Given data stream $D = \{p_1,p_2,...,p_m\}$ of size $m$ of numbers from $\{1,..., n\}$, the frequency of $i$ is defined as $f_i = |\{j: p_j = i\}|$. The $k$-th frequency moment of $D$ is defined as $F_k = \sum_{i=1}^n f_i^k$. We consider the problem of approximating frequency moments for $k\ge 3$. For any constant $c$ we show an $O(n^{1-2/k}\log(n)\log^{(c)}(n))$ upper bound on the space complexity of the problem. Here $\log^{(c)}(n)$ is the iterative $\log$ function. We make the following assumptions: $n$ and $m$ are polynomially far; approximation error $\epsilon$ and parameter $k$ are constants.
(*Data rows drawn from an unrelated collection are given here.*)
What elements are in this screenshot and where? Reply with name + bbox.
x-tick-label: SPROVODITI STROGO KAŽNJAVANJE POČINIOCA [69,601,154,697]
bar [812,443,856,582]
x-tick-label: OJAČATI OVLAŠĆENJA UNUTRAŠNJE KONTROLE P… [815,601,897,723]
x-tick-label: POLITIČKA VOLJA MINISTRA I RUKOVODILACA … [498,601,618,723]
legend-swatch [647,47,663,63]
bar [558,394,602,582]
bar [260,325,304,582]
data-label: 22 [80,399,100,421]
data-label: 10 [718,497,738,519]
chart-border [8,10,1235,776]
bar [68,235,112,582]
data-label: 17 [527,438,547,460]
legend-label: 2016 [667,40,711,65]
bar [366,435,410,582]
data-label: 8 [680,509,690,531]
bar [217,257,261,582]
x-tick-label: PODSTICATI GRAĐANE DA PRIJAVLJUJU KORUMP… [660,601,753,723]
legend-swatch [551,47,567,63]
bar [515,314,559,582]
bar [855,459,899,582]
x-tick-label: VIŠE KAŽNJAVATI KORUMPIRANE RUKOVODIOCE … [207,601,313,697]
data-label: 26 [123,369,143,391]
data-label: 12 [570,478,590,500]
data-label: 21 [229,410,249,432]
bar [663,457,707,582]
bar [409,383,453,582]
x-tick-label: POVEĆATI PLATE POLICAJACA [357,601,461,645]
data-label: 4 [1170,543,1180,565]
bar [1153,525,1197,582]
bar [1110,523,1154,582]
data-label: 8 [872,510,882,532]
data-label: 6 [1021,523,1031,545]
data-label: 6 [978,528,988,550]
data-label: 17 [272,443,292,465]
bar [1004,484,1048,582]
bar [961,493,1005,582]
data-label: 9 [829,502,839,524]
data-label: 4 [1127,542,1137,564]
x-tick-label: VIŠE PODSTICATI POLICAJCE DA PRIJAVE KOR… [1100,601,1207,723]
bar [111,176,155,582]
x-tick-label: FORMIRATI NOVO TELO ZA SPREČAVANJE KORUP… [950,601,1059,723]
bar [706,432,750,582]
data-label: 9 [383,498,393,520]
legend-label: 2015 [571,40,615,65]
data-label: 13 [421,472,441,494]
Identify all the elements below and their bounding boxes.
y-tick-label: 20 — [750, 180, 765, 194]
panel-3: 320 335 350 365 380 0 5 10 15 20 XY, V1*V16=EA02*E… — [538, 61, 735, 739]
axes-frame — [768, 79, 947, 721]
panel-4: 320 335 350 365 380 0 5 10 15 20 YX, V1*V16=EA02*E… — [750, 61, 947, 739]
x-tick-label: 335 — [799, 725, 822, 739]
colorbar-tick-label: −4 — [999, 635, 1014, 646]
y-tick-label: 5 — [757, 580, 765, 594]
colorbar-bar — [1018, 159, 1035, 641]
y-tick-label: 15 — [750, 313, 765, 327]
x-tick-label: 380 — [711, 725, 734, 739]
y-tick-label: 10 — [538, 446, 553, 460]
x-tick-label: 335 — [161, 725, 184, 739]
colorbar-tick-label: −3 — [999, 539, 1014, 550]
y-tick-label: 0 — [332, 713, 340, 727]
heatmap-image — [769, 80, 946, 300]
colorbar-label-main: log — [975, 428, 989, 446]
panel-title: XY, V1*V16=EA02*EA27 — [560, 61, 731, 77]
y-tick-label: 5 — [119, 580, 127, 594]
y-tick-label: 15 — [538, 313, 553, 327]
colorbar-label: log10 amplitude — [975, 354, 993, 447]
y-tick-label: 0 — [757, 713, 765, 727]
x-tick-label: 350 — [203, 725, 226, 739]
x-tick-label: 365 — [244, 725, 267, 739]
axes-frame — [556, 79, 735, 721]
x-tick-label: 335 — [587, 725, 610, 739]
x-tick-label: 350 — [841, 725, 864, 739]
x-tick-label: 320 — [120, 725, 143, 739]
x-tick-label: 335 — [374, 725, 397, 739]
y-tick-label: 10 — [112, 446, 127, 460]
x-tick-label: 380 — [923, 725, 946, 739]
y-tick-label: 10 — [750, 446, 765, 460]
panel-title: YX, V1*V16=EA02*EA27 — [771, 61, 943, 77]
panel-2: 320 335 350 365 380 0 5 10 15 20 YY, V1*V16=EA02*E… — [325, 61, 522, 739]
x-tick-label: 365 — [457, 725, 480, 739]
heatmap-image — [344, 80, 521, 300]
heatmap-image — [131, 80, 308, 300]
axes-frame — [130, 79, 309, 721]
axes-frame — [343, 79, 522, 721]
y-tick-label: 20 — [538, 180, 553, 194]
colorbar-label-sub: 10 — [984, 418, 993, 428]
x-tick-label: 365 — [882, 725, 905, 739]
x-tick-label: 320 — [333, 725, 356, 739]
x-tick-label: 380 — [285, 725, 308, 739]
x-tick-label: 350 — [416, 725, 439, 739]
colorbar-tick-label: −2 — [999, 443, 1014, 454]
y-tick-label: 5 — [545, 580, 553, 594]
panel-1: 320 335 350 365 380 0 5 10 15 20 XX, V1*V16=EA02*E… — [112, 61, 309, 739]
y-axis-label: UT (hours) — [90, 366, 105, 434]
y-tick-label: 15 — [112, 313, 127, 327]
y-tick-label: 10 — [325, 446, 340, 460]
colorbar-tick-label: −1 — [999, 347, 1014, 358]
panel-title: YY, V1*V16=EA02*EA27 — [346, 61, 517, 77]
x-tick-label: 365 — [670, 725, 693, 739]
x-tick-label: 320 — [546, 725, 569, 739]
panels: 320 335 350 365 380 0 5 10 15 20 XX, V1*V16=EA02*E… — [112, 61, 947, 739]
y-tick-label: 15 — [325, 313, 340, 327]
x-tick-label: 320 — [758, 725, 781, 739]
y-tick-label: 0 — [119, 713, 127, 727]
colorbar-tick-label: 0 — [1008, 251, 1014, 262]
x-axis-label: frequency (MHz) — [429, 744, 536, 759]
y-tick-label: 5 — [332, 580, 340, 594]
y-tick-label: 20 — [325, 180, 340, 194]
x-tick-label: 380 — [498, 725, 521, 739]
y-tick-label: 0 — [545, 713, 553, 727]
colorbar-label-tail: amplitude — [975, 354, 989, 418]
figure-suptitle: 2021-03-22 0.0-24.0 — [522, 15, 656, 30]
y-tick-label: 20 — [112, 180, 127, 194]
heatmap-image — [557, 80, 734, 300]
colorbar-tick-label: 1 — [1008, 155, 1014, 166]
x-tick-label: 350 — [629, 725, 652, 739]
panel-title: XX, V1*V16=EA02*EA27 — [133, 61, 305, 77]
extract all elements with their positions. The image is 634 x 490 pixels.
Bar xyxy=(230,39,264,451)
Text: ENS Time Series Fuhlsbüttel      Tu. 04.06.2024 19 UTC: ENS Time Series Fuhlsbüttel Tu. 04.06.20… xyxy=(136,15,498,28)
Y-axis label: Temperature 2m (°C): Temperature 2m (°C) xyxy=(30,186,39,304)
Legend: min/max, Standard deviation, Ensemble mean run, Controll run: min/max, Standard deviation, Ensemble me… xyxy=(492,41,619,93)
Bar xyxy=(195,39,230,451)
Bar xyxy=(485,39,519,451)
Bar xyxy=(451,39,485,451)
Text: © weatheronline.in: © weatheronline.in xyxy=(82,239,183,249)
We observe a natural bijection between streams and special matrices. Our main technical contribution is a non-uniform sampling method on matrices. We call our method a *pick-and-drop sampling*; it samples a heavy element (i.e., element $i$ with frequency $\Omega(F_k)$) with probability $\Omega(1/n^{1-2/k})$ and gives approximation $\tilde{f_i} \ge (1-\epsilon)f_i$. In addition, the estimations never exceed the real values, that is $\tilde{f_j} \le f_j$ for all $j$. As a result, we reduce the space complexity of finding a heavy element to $O(n^{1-2/k}\log(n))$ bits. We apply our method of recursive sketches and resolve the problem with $O(n^{1-2/k}\log(n)\log^{(c)}(n))$ bits. This is joint work with Rafail Ostrovsky.